JOINT STATEMENT ON TENTATIVE TRIPS WAIVER COMPROMISE
Written March 28, 2022
On March 24, AIPLA, along with the Intellectual Property Owners Association (IPO), Licensing Executives Society International (LESI), Licensing Executives Society USA & Canada, and the New York Intellectual Property Law Association (NYIPLA) issued a joint statement on the tentative TRIPs Waiver Compromise. Our organizations are concerned by reports that the European Union, India, South Africa, and the United States have reached a tentative compromise on a proposed TRIPS waiver of intellectual property (IP) rights. We strongly support equitable, widespread and successful distribution of vaccines necessary to meet the challenges of COVID-19. However, the proposal currently being reported incorrectly portrays IP as a barrier to production and supply of COVID-19 vaccines.

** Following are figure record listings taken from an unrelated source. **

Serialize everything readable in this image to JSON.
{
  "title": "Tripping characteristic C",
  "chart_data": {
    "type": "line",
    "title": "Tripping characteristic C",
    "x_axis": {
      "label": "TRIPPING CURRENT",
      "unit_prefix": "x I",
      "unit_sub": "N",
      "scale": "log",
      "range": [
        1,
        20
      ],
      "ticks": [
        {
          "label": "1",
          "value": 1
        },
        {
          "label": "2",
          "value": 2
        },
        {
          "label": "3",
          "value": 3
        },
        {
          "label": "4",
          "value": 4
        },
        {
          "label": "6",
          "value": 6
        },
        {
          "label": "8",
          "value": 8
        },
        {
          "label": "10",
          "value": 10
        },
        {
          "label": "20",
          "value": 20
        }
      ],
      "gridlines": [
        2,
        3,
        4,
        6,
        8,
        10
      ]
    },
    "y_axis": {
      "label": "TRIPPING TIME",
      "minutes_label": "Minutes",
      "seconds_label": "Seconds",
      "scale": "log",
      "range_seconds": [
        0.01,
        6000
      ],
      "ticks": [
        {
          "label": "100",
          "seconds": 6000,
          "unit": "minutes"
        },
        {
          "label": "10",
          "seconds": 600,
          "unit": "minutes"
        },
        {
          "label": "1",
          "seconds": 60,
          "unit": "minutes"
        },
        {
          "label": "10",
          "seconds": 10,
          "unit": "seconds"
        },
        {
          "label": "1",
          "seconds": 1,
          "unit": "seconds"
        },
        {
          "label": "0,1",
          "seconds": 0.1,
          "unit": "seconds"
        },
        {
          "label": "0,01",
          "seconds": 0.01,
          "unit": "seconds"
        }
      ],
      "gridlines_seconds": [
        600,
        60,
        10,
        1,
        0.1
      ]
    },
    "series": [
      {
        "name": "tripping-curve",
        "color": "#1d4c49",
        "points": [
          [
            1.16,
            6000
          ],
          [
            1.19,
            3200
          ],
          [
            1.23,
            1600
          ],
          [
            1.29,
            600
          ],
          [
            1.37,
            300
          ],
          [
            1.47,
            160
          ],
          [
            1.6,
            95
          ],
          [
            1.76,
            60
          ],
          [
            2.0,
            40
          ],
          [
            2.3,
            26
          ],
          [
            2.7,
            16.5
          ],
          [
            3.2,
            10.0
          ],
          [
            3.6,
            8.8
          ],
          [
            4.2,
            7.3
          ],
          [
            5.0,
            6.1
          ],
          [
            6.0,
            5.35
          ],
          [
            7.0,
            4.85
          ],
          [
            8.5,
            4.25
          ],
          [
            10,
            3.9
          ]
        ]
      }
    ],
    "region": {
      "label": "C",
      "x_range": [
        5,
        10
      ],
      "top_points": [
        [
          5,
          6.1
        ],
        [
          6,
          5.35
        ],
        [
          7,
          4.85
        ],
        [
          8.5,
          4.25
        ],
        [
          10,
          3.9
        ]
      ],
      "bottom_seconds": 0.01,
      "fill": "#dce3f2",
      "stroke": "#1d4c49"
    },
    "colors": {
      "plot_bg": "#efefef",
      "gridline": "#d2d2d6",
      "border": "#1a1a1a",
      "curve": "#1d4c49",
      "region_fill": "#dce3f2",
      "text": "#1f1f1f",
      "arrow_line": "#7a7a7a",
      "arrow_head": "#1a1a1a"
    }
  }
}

Our organizations know of no evidence to support that IP is such a barrier. In fact, the World Health Organization has stated: “[w]ith global vaccine production now at nearly 1.5 billion doses per month, there is enough supply to achieve our targets, provided they are distributed equitably. This is not a supply problem; it’s an allocation problem.”1 Solving the allocation problem is best accomplished by focusing on improvements to supply chain and distribution issues, rather than by concentrating on the red herring of intellectual property as an alleged barrier. Intellectual property has been critical to the development of technology that has enabled a global COVID-19 response and it continues to fuel efforts to more effectively distribute vaccines and advance other needed technology. We should not undermine our ability to respond to this and future pandemics.